In a market that leaves producers bearing a disproportionate amount of risk, as well as the cost of implementing sustainability measures, many small-scale farmers struggle to earn a living income and therefore, to pay their workers a decent wage. To spread the burden more fairly, the Rainforest Alliance’s certification program requires companies to make a cash or in-kind investment to help with sustainability costs, as well as an additional payment intended to reward farmers for using more sustainable practices.
Freedom of association and collective bargaining
Freedom of association and collective bargaining are fundamental human rights. For workers to be able to protect themselves from labor abuses, voice grievances, and affect positive change in their working conditions and pay, they must be able to speak up and organize themselves without fear of retaliation. Certified farms are required to inform workers of this right and to provide space to exercise it.

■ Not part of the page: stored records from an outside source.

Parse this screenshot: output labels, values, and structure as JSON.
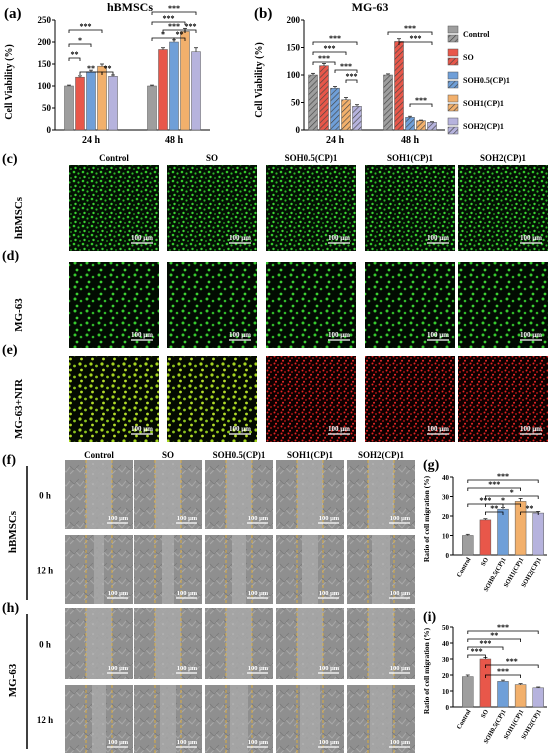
{
  "colors": {
    "control": "#9e9e9e",
    "so": "#e8574a",
    "soh05": "#6f9fd8",
    "soh1": "#f2b06c",
    "soh2": "#b6b3dd",
    "green_cells": "#2fc02a",
    "red_cells": "#e02020",
    "yellow_cells": "#9acd1e",
    "guide": "#e3b03a"
  },
  "panel_a": {
    "tag": "(a)",
    "title": "hBMSCs",
    "ylabel": "Cell Viability (%)",
    "groups": [
      "24 h",
      "48 h"
    ]
  },
  "panel_b": {
    "tag": "(b)",
    "title": "MG-63",
    "ylabel": "Cell Viability (%)",
    "groups": [
      "24 h",
      "48 h"
    ]
  },
  "legend": [
    "Control",
    "SO",
    "SOH0.5(CP)1",
    "SOH1(CP)1",
    "SOH2(CP)1"
  ],
  "stars": {
    "s1": "*",
    "s2": "**",
    "s3": "***"
  },
  "fluor": {
    "cols": [
      "Control",
      "SO",
      "SOH0.5(CP)1",
      "SOH1(CP)1",
      "SOH2(CP)1"
    ],
    "rows": [
      {
        "tag": "(c)",
        "label": "hBMSCs",
        "type": "green"
      },
      {
        "tag": "(d)",
        "label": "MG-63",
        "type": "green"
      },
      {
        "tag": "(e)",
        "label": "MG-63+NIR",
        "type": "mixed"
      }
    ],
    "scale": "100 μm"
  },
  "migration": {
    "cols": [
      "Control",
      "SO",
      "SOH0.5(CP)1",
      "SOH1(CP)1",
      "SOH2(CP)1"
    ],
    "panels": [
      {
        "tag": "(f)",
        "label": "hBMSCs"
      },
      {
        "tag": "(h)",
        "label": "MG-63"
      }
    ],
    "times": [
      "0 h",
      "12 h"
    ],
    "scale": "100 μm"
  },
  "chart_data": [
    {
      "id": "a",
      "type": "bar",
      "title": "hBMSCs",
      "ylabel": "Cell Viability (%)",
      "ylim": [
        0,
        250
      ],
      "yticks": [
        0,
        50,
        100,
        150,
        200,
        250
      ],
      "categories": [
        "24 h",
        "48 h"
      ],
      "series": [
        {
          "name": "Control",
          "values": [
            100,
            100
          ]
        },
        {
          "name": "SO",
          "values": [
            120,
            183
          ]
        },
        {
          "name": "SOH0.5(CP)1",
          "values": [
            132,
            200
          ]
        },
        {
          "name": "SOH1(CP)1",
          "values": [
            145,
            224
          ]
        },
        {
          "name": "SOH2(CP)1",
          "values": [
            122,
            178
          ]
        }
      ],
      "errors": [
        [
          2,
          2
        ],
        [
          3,
          4
        ],
        [
          4,
          5
        ],
        [
          5,
          7
        ],
        [
          3,
          9
        ]
      ]
    },
    {
      "id": "b",
      "type": "bar",
      "title": "MG-63",
      "ylabel": "Cell Viability (%)",
      "ylim": [
        0,
        200
      ],
      "yticks": [
        0,
        50,
        100,
        150,
        200
      ],
      "categories": [
        "24 h",
        "48 h"
      ],
      "series": [
        {
          "name": "Control",
          "values": [
            100,
            100
          ]
        },
        {
          "name": "SO",
          "values": [
            117,
            161
          ]
        },
        {
          "name": "SOH0.5(CP)1",
          "values": [
            76,
            23
          ]
        },
        {
          "name": "SOH1(CP)1",
          "values": [
            55,
            17
          ]
        },
        {
          "name": "SOH2(CP)1",
          "values": [
            43,
            14
          ]
        }
      ],
      "errors": [
        [
          3,
          2
        ],
        [
          4,
          5
        ],
        [
          3,
          2
        ],
        [
          4,
          1
        ],
        [
          3,
          1
        ]
      ]
    },
    {
      "id": "g",
      "type": "bar",
      "ylabel": "Ratio of cell migration (%)",
      "ylim": [
        0,
        40
      ],
      "yticks": [
        0,
        10,
        20,
        30,
        40
      ],
      "categories": [
        "Control",
        "SO",
        "SOH0.5(CP)1",
        "SOH1(CP)1",
        "SOH2(CP)1"
      ],
      "values": [
        10,
        18,
        23.5,
        27.5,
        21.5
      ],
      "errors": [
        0.6,
        0.6,
        0.8,
        1.5,
        0.8
      ]
    },
    {
      "id": "i",
      "type": "bar",
      "ylabel": "Ratio of cell migration (%)",
      "ylim": [
        0,
        50
      ],
      "yticks": [
        0,
        10,
        20,
        30,
        40,
        50
      ],
      "categories": [
        "Control",
        "SO",
        "SOH0.5(CP)1",
        "SOH1(CP)1",
        "SOH2(CP)1"
      ],
      "values": [
        19,
        30,
        16,
        14,
        12
      ],
      "errors": [
        1,
        1,
        0.8,
        0.6,
        0.5
      ]
    }
  ]
}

The Rainforest Alliance is also piloting a technology in Sri Lanka, Brazil, and Cote d’Ivoire that allows workers to anonymously report concerns through a mobile device. This direct worker-reporting platform is designed for all literacy levels, and workers receive a small monetary incentive to participate.
Working toward equality for women farmworkers
Women farmworkers often lack access to decision-making, training programs, resources, and opportunities. They can also be vulnerable to harassment and violence—in part because women are usually workers, whereas managers are usually men. Our certification program gives farms and companies tools to identify and address gaps in training and opportunities, and to prevent gender-based violence and harassment. It also requires the appointment of an individual or committee responsible for addressing gender equality and actively promoting women’s advancement.
Participating in a gender committee at the Limmu Kossa Coffee Estate in Ethiopia has greatly changed foreman Geleta Haile’s outlook on the role of women. He’s worked on this farm for 17 years, but has not been able to marry, he said, because his family is poor and depends on his income. “I used to believe that if my sisters got married when they were 18, it would ease my burden. After I received training on gender, I learned that girls’ education is important, and that girls also can reach wherever they want if they set their mind to it.
“So, I started encouraging my sisters to pursue their education rather than getting married.” He added, “I convinced myself to make some sacrifices for a short time to make my sister’s future bright.”